5. Chapter 4
It’s Monday and to be honest I am unlike everyone else in this world. I love Mondays. I love walking in through the school doors every day, and I hate going home at night. I hate Fridays and I especially hate last day of term. And it is all because I don’t want to stay in the same house as my parents. But I don’t let anyone know that.
I walk in through the doors and have a crowd of people around me in an instant. I might sound like an attention seeker but I love it! I love how people want to talk to me and ask me how my weekend was. I love that people actually notice me and want to know about me. I probably love it because of the way my parents are, but I don’t care, I still love it!
I don’t have a best mate as such and I don’t hang around with just one person always. The people I hang with change daily. I hate it being this way. I want that one person who I can call my best mate. Who I can trust and tell them everything. So I can tell them about my mum and dad. So I don’t have to keep it to myself. So I don’t feel like I need to scream at the top of my lungs when someone says something about their own family. I don’t have any family. They’re all dead, and my parents might as well be dead to me!
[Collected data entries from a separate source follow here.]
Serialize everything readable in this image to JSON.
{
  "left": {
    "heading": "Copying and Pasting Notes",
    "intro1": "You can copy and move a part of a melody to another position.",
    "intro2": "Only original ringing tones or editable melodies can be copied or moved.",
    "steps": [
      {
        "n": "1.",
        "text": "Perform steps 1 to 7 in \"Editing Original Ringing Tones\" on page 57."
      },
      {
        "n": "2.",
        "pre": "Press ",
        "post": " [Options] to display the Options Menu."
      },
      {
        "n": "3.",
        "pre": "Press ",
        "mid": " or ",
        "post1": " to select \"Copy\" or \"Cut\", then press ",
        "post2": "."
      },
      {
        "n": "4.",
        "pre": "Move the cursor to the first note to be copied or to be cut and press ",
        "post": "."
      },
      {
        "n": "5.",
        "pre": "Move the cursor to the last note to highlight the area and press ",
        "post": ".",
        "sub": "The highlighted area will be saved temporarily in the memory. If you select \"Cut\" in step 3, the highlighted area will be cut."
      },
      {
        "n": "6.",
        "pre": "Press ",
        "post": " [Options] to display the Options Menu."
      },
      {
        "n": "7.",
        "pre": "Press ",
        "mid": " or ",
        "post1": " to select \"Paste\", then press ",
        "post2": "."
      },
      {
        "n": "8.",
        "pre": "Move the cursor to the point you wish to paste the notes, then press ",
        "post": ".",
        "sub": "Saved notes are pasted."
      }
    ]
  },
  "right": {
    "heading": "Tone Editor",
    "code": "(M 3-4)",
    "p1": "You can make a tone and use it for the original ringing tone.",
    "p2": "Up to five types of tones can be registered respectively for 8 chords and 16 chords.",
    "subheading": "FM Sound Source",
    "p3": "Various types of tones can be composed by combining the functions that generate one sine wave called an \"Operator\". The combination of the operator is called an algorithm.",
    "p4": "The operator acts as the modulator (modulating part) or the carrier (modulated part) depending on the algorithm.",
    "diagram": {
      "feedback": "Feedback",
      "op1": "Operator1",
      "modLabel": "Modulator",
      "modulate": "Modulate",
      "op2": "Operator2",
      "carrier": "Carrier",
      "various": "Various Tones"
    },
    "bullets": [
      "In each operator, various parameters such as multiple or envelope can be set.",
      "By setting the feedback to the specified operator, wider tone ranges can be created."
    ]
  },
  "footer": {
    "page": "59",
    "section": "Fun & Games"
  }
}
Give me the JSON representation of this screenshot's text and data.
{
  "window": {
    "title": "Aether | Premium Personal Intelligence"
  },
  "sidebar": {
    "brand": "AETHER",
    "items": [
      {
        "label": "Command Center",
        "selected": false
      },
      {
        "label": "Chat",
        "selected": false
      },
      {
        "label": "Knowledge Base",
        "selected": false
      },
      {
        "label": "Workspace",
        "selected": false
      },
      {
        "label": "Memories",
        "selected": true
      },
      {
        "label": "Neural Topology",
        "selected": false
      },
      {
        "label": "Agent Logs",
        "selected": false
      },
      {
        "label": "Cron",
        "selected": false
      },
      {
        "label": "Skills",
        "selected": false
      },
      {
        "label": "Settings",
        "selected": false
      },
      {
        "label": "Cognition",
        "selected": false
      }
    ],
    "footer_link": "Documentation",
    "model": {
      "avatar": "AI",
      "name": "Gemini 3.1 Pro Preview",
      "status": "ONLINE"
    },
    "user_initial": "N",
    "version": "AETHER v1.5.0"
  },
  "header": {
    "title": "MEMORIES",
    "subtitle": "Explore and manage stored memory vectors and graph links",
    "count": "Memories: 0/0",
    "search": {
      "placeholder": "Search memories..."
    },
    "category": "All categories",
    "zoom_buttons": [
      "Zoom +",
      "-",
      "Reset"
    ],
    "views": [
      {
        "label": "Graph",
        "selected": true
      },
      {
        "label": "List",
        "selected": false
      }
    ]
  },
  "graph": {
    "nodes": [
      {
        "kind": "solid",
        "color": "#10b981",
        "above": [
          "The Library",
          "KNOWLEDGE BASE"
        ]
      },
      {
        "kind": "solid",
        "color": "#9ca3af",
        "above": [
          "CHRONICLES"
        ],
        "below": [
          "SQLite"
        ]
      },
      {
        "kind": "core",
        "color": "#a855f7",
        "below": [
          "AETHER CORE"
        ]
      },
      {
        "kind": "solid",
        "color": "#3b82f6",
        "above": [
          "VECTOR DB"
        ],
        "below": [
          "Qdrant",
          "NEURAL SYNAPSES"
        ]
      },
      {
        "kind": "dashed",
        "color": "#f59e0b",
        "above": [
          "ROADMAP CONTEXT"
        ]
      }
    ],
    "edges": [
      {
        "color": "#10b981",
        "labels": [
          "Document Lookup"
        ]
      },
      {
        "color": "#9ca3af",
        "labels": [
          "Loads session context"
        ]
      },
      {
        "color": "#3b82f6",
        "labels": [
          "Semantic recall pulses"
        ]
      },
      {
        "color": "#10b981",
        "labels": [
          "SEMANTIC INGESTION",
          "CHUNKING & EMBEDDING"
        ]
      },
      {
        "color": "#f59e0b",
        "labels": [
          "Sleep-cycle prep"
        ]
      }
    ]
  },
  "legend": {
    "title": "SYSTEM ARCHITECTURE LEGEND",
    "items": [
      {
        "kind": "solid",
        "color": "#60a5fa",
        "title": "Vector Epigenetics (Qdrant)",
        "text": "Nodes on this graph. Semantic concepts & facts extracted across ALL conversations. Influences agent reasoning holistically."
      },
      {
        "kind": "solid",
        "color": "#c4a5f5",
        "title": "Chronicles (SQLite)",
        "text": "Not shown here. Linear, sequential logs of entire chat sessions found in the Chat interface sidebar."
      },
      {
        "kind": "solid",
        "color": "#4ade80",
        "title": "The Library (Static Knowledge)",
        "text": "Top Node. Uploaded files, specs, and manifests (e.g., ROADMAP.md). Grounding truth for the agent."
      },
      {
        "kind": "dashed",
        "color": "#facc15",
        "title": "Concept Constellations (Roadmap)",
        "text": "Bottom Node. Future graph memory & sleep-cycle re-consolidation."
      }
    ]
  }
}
But anyway back to Monday. I get up and do my hair in its usual style of being combed over. All the girls love it so I always wear it this way. I iron my uniform and put it on. I take pride in my appearance, someone will point out that I look scruffy if I have a single hair out of place on my head or a crease in my shirt. I can’t let that happen. Every morning before I go to school, I tidy the house. Hoping that today will be the day that they notice. Notice that they have a son, a son who is screaming for their attention. Notice that I’m not a piece of rubbish that doesn’t need to be interacted with. After I tidy the house I set off to school with a smile on my face that hides thousands of tears that want to fall because my biggest dream still hasn’t come true. My parents still don’t acknowledge my existence. I trudge to school dreading three ‘o’ clock when I have to make this journey back to my house, where I won’t be greeted with a loving smile and the question ‘How was your day at school honey?’. But still a boy can dream. Right?